Anticancer Res. 2010 Dec;30(12):5145-51.
This study examined the efficacy of arabinoxylan rice bran (MGN-3) in conjunction with an interventional therapy (IT) for the treatment of hepatocellular carcinoma patients.
A total of sixty-eight patients with hepatocellular carcinoma (stages I and II) participated in the study. Patients were randomized to receive IT (30 patients, control group) or IT+MGN-3 (38 patients), and randomly divided into two groups using a computer-generated randomization list. Patients and investigators were blinded. IT included transarterial oily chemoembolization (TOCE) or a combination of TOCE and percutaneous ethanol injection treatment (PEIT).
Patients in the IT+MGN-3 group showed: (i) lower recurrence of the disease, 31.6% (12/38), as compared to 46.7% (14/30) for the control; (ii) higher survival after the second year, 35%, as compared to 6.7% for the control; (iii) significantly lower alpha-fetoprotein level, a 38% decrease (p = 0.0001), as compared to baseline value, while the control showed no significant change; and (iv) a significant decrease in tumor volume, in contrast to the control, which showed no significant change. When the results were analyzed according to each IT modality, MGN-3+IT sub-groups displayed a greater response to treatment, in every aspect examined, than the IT sub-groups alone. However, the patients in the MGN-3+TOCE+PEIT sub-group demonstrated greater reduction in AFP levels and longer survival time than the MGN-3+TOCE sub-group.

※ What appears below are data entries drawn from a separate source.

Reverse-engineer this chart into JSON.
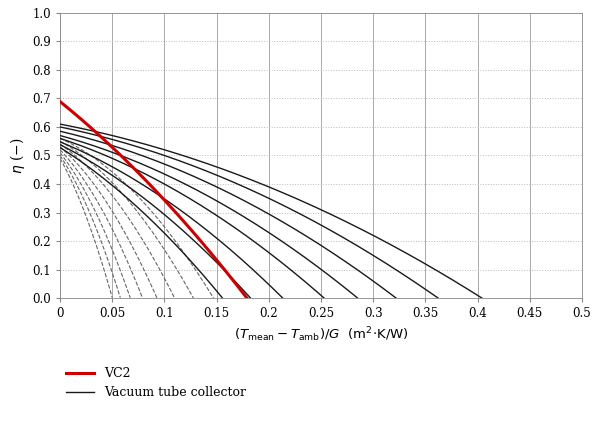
{
  "title": "",
  "xlabel_parts": [
    "(",
    "T",
    "mean",
    " − ",
    "T",
    "amb",
    ")/G  (m²·K/W)"
  ],
  "ylabel": "$\\eta$ (-)",
  "xlim": [
    0,
    0.5
  ],
  "ylim": [
    0.0,
    1.0
  ],
  "xticks": [
    0,
    0.05,
    0.1,
    0.15,
    0.2,
    0.25,
    0.3,
    0.35,
    0.4,
    0.45,
    0.5
  ],
  "yticks": [
    0.0,
    0.1,
    0.2,
    0.3,
    0.4,
    0.5,
    0.6,
    0.7,
    0.8,
    0.9,
    1.0
  ],
  "vc2": {
    "eta0": 0.689,
    "a1": 2.95,
    "a2": 5.0,
    "color": "#cc0000",
    "lw": 2.2,
    "linestyle": "-"
  },
  "vacuum_tubes": [
    {
      "eta0": 0.61,
      "a1": 0.7,
      "a2": 2.0,
      "linestyle": "-",
      "color": "#1a1a1a",
      "lw": 1.0
    },
    {
      "eta0": 0.6,
      "a1": 0.75,
      "a2": 2.5,
      "linestyle": "-",
      "color": "#1a1a1a",
      "lw": 1.0
    },
    {
      "eta0": 0.585,
      "a1": 0.85,
      "a2": 3.0,
      "linestyle": "-",
      "color": "#1a1a1a",
      "lw": 1.0
    },
    {
      "eta0": 0.57,
      "a1": 1.0,
      "a2": 3.5,
      "linestyle": "-",
      "color": "#1a1a1a",
      "lw": 1.0
    },
    {
      "eta0": 0.56,
      "a1": 1.2,
      "a2": 4.0,
      "linestyle": "-",
      "color": "#1a1a1a",
      "lw": 1.0
    },
    {
      "eta0": 0.548,
      "a1": 1.5,
      "a2": 5.0,
      "linestyle": "-",
      "color": "#1a1a1a",
      "lw": 1.0
    },
    {
      "eta0": 0.538,
      "a1": 1.85,
      "a2": 6.0,
      "linestyle": "-",
      "color": "#1a1a1a",
      "lw": 1.0
    },
    {
      "eta0": 0.528,
      "a1": 2.3,
      "a2": 7.0,
      "linestyle": "-",
      "color": "#1a1a1a",
      "lw": 1.0
    },
    {
      "eta0": 0.56,
      "a1": 1.6,
      "a2": 15.0,
      "linestyle": "--",
      "color": "#666666",
      "lw": 0.8
    },
    {
      "eta0": 0.55,
      "a1": 2.0,
      "a2": 18.0,
      "linestyle": "--",
      "color": "#666666",
      "lw": 0.8
    },
    {
      "eta0": 0.54,
      "a1": 2.5,
      "a2": 22.0,
      "linestyle": "--",
      "color": "#666666",
      "lw": 0.8
    },
    {
      "eta0": 0.53,
      "a1": 3.1,
      "a2": 28.0,
      "linestyle": "--",
      "color": "#666666",
      "lw": 0.8
    },
    {
      "eta0": 0.52,
      "a1": 3.8,
      "a2": 35.0,
      "linestyle": "--",
      "color": "#666666",
      "lw": 0.8
    },
    {
      "eta0": 0.51,
      "a1": 4.6,
      "a2": 44.0,
      "linestyle": "--",
      "color": "#666666",
      "lw": 0.8
    },
    {
      "eta0": 0.5,
      "a1": 5.5,
      "a2": 54.0,
      "linestyle": "--",
      "color": "#666666",
      "lw": 0.8
    },
    {
      "eta0": 0.49,
      "a1": 6.5,
      "a2": 65.0,
      "linestyle": "--",
      "color": "#666666",
      "lw": 0.8
    }
  ],
  "legend_vc2_label": "VC2",
  "legend_vtc_label": "Vacuum tube collector",
  "vc2_color": "#cc0000",
  "vtc_color": "#1a1a1a",
  "grid_color": "#bbbbbb",
  "vline_color": "#aaaaaa",
  "bg_color": "#ffffff"
}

MGN-3 in conjunction with IT may be useful for the treatment of hepatocellular carcinoma and warrants further investigation in multiple clinical trials.
本研究旨在评估阿拉伯木聚糖米糠(MGN-3)与介入治疗(IT)联合治疗肝细胞癌患者的疗效。
共 68 例肝细胞癌(I 期和 II 期)患者参与了本研究。患者被随机分为 IT 组(30 例,对照组)或 IT+MGN-3 组(38 例),并使用计算机生成的随机列表随机分为两组。患者和研究者均设盲。IT 包括经动脉油化疗栓塞(TOCE)或 TOCE 联合经皮乙醇注射治疗(PEIT)。
IT+MGN-3 组患者的疾病复发率更低,为 31.6%(12/38),而对照组为 46.7%(14/30);生存时间更长,第二年的生存率为 35%,而对照组为 6.7%;甲胎蛋白(AFP)水平显著降低,下降了 38%(p=0.0001),与基线值相比,而对照组无明显变化;肿瘤体积显著缩小,与对照组相比无明显变化。根据每种 IT 模式进行分析时,MGN-3+IT 亚组在每个检查方面的治疗反应均大于 IT 亚组。然而,MGN-3+TOCE+PEIT 亚组患者的 AFP 水平降低和生存时间延长均优于 MGN-3+TOCE 亚组。
MGN-3 与 IT 联合应用可能对肝细胞癌的治疗有效,值得进一步进行多项临床试验研究。